Please see the FAQs if you need information on running MaAsLin from the command line.

C. MaAsLin options:

Run the following for a full listing of MaAsLin options

 > help(Maaslin) 




MaAsLin Output Files

1. Analysis (These files are useful for analysis):
projectname-metadata.txt: Each metadata will have a file of associations. Any associations indicated to be performed after initial boosting is recorded here. Included are the information from the final general linear model (performed after the boosting) and the FDR corrected p-value (q-value). Can be opened as a text file or spreadsheet.

projectname-metadata.pdf: Any association that had a q-value less than or equal to the significance threshold will be plotted here. If this file does not exist, the projectname-metadata.txt should not have an entry that is less than or equal to the threshold. Factor and boolean data is plotted as knotched box plots; continuous data is plotted as a scatter plot with a line of best fit.

maaslin_output.png

Example of the projectname-metadata.pdf file Significant associations are combined in files of associations per metadata. Factor and boolean data is plotted as knotched box plots; continuous data is plotted as a scatter plot with a line of best fit. Plots show raw data, header data show information from the reduced model.


projectname_Summary.txt: Any entry in the projectname-metadata.pdf are collected together here. Can be opened as a text file or spreadsheet.

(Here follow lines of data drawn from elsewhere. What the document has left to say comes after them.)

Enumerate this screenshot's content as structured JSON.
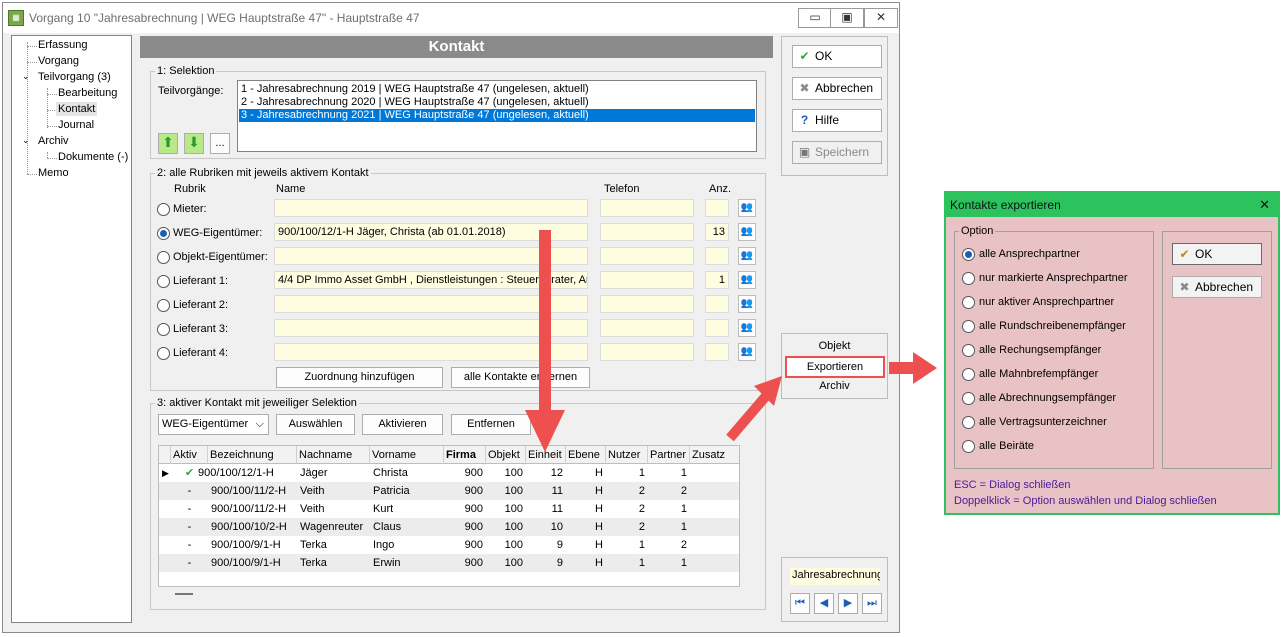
{
  "window": {
    "title": "Vorgang 10 \"Jahresabrechnung | WEG Hauptstraße 47\" - Hauptstraße 47",
    "btn_min": "▭",
    "btn_max": "▣",
    "btn_close": "✕"
  },
  "tree": {
    "items": [
      "Erfassung",
      "Vorgang",
      "Teilvorgang (3)",
      "Bearbeitung",
      "Kontakt",
      "Journal",
      "Archiv",
      "Dokumente (-)",
      "Memo"
    ]
  },
  "header": {
    "title": "Kontakt"
  },
  "selektion": {
    "group": "1: Selektion",
    "label": "Teilvorgänge:",
    "items": [
      "1 - Jahresabrechnung 2019 | WEG Hauptstraße 47 (ungelesen, aktuell)",
      "2 - Jahresabrechnung 2020 | WEG Hauptstraße 47 (ungelesen, aktuell)",
      "3 - Jahresabrechnung 2021 | WEG Hauptstraße 47 (ungelesen, aktuell)"
    ],
    "more": "..."
  },
  "rubriken": {
    "group": "2: alle Rubriken mit jeweils aktivem Kontakt",
    "col_rubrik": "Rubrik",
    "col_name": "Name",
    "col_telefon": "Telefon",
    "col_anz": "Anz.",
    "rows": [
      {
        "label": "Mieter:",
        "name": "",
        "tel": "",
        "anz": ""
      },
      {
        "label": "WEG-Eigentümer:",
        "name": "900/100/12/1-H  Jäger, Christa  (ab 01.01.2018)",
        "tel": "",
        "anz": "13"
      },
      {
        "label": "Objekt-Eigentümer:",
        "name": "",
        "tel": "",
        "anz": ""
      },
      {
        "label": "Lieferant 1:",
        "name": "4/4  DP Immo Asset GmbH  , Dienstleistungen : Steuerberater, An",
        "tel": "",
        "anz": "1"
      },
      {
        "label": "Lieferant 2:",
        "name": "",
        "tel": "",
        "anz": ""
      },
      {
        "label": "Lieferant 3:",
        "name": "",
        "tel": "",
        "anz": ""
      },
      {
        "label": "Lieferant 4:",
        "name": "",
        "tel": "",
        "anz": ""
      }
    ],
    "btn_zuordnung": "Zuordnung hinzufügen",
    "btn_alle_entfernen": "alle Kontakte entfernen"
  },
  "aktiv": {
    "group": "3: aktiver Kontakt mit jeweiliger Selektion",
    "combo": "WEG-Eigentümer",
    "combo_arrow": "⌵",
    "btn_auswaehlen": "Auswählen",
    "btn_aktivieren": "Aktivieren",
    "btn_entfernen": "Entfernen",
    "columns": [
      "Aktiv",
      "Bezeichnung",
      "Nachname",
      "Vorname",
      "Firma",
      "Objekt",
      "Einheit",
      "Ebene",
      "Nutzer",
      "Partner",
      "Zusatz"
    ],
    "rows": [
      {
        "aktiv": "✔",
        "bez": "900/100/12/1-H",
        "nach": "Jäger",
        "vor": "Christa",
        "objekt": "900",
        "einheit": "100",
        "ebene": "12",
        "nutzer": "H",
        "partner": "1",
        "zusatz": "1"
      },
      {
        "aktiv": "-",
        "bez": "900/100/11/2-H",
        "nach": "Veith",
        "vor": "Patricia",
        "objekt": "900",
        "einheit": "100",
        "ebene": "11",
        "nutzer": "H",
        "partner": "2",
        "zusatz": "2"
      },
      {
        "aktiv": "-",
        "bez": "900/100/11/2-H",
        "nach": "Veith",
        "vor": "Kurt",
        "objekt": "900",
        "einheit": "100",
        "ebene": "11",
        "nutzer": "H",
        "partner": "2",
        "zusatz": "1"
      },
      {
        "aktiv": "-",
        "bez": "900/100/10/2-H",
        "nach": "Wagenreuter",
        "vor": "Claus",
        "objekt": "900",
        "einheit": "100",
        "ebene": "10",
        "nutzer": "H",
        "partner": "2",
        "zusatz": "1"
      },
      {
        "aktiv": "-",
        "bez": "900/100/9/1-H",
        "nach": "Terka",
        "vor": "Ingo",
        "objekt": "900",
        "einheit": "100",
        "ebene": "9",
        "nutzer": "H",
        "partner": "1",
        "zusatz": "2"
      },
      {
        "aktiv": "-",
        "bez": "900/100/9/1-H",
        "nach": "Terka",
        "vor": "Erwin",
        "objekt": "900",
        "einheit": "100",
        "ebene": "9",
        "nutzer": "H",
        "partner": "1",
        "zusatz": "1"
      }
    ]
  },
  "side": {
    "ok": "OK",
    "abbrechen": "Abbrechen",
    "hilfe": "Hilfe",
    "speichern": "Speichern",
    "objekt": "Objekt",
    "exportieren": "Exportieren",
    "archiv": "Archiv",
    "nav_label": "Jahresabrechnung"
  },
  "dialog": {
    "title": "Kontakte exportieren",
    "close": "✕",
    "option": "Option",
    "options": [
      "alle Ansprechpartner",
      "nur markierte Ansprechpartner",
      "nur aktiver Ansprechpartner",
      "alle Rundschreibenempfänger",
      "alle Rechungsempfänger",
      "alle Mahnbrefempfänger",
      "alle Abrechnungsempfänger",
      "alle Vertragsunterzeichner",
      "alle Beiräte"
    ],
    "ok": "OK",
    "abbrechen": "Abbrechen",
    "hint1": "ESC = Dialog schließen",
    "hint2": "Doppelklick = Option auswählen und Dialog schließen"
  },
  "colors": {
    "accent_green": "#2cc35e",
    "dialog_bg": "#e8c2c5",
    "annotation_red": "#ee4f4f",
    "selection_blue": "#0078d7",
    "highlight_yellow": "#fffde0"
  }
}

2. Troubleshooting (These files are typically not used for analysis but are there for documenting the process and troubleshooting.):

projectname.txt: Contains the detail for the statistical engine. Is useful for detailed troubleshooting.

data.tsv: The data matrix that was read in (transposed). Useful for making sure the correct data was read in.

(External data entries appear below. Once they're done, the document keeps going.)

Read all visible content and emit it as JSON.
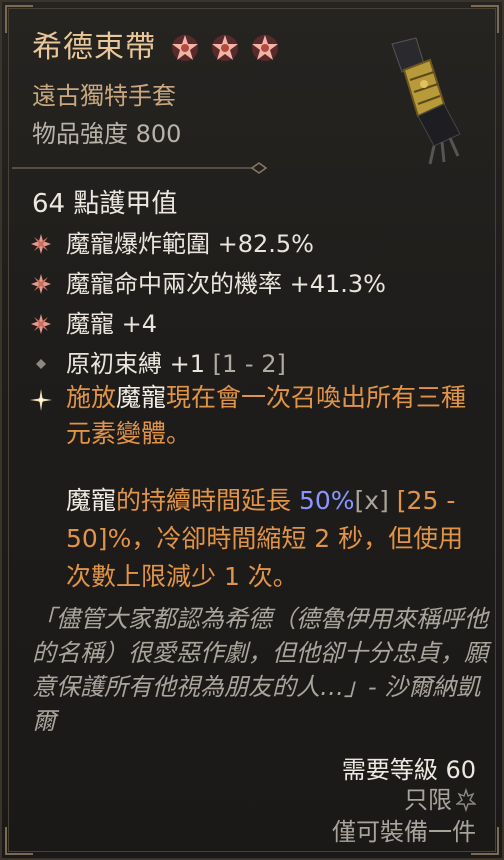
{
  "item": {
    "name": "希德束帶",
    "type": "遠古獨特手套",
    "power": "物品強度 800",
    "stars": 3
  },
  "armor": "64 點護甲值",
  "affixes": [
    {
      "text": "魔寵爆炸範圍 +82.5%",
      "icon": "ornate-bullet-icon"
    },
    {
      "text": "魔寵命中兩次的機率 +41.3%",
      "icon": "ornate-bullet-icon"
    },
    {
      "text": "魔寵 +4",
      "icon": "ornate-bullet-icon"
    },
    {
      "text": "原初束縛 +1",
      "range": " [1 - 2]",
      "icon": "diamond-bullet-icon"
    }
  ],
  "unique_power": {
    "p1": "施放",
    "p2": "魔寵",
    "p3": "現在會一次召喚出所有三種元素變體。"
  },
  "effect": {
    "e1": "魔寵",
    "e2": "的持續時間延長 ",
    "e3": "50%",
    "e4": "[x]",
    "e5": " [25 - 50]%，冷卻時間縮短 2 秒，但使用次數上限減少 1 次。"
  },
  "flavor": "「儘管大家都認為希德（德魯伊用來稱呼他的名稱）很愛惡作劇，但他卻十分忠貞，願意保護所有他視為朋友的人…」- 沙爾納凱爾",
  "requirements": {
    "level": "需要等級 60",
    "limit": "只限",
    "equip": "僅可裝備一件"
  },
  "colors": {
    "title": "#e8c79a",
    "unique": "#e09448",
    "highlight": "#8a96ff",
    "star": "#e8a49a"
  }
}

data.read.config: Can be used to read in the data.tsv .

metadata.tsv: The metadata that was read in (transposed). Useful for making sure the correct metadata was read in.

metadata.read.config: Can be used to read in the data.tsv .

read_merged.tsv: The data and metadata merged (transposed). Useful for making sure the merging occurred correctly.

read_merged.read.config: Can be used to read in the read_merged.tsv .

read_cleaned.tsv: The data read in, merged, and then cleaned. After this process the data is written to this file for reference if needed.

read_cleaned.read.config: Can be used to read in read_cleaned.tsv .

ProcessQC.txt: Contains quality control for the MaAsLin analysis. This includes information on the magnitude of outlier removal.


This covers how to use MaAsLin. Thank you for using this software and good luck with all your endeavors!




Related projects

QiimeToMaAslin is a series of software scripts that create pcl files for MaAsLin in an automated way. The program takes a Qiime table and a metadata file as input, merges the files, and optionally hierarchically sums and normalizes OTUS at each clade level (based on their consensus lineage). QiimeToMaAsLin code and documentation can be found in bitbucket. Click here to download QiimeToMaAsLin

You can also obtain the complete analysis package using the following mercurial command.

$ hg clone https://bitbucket.org/biobakery/qiimetomaaslin

or by downloading the compressed archive in zip, gz, or bz2 format.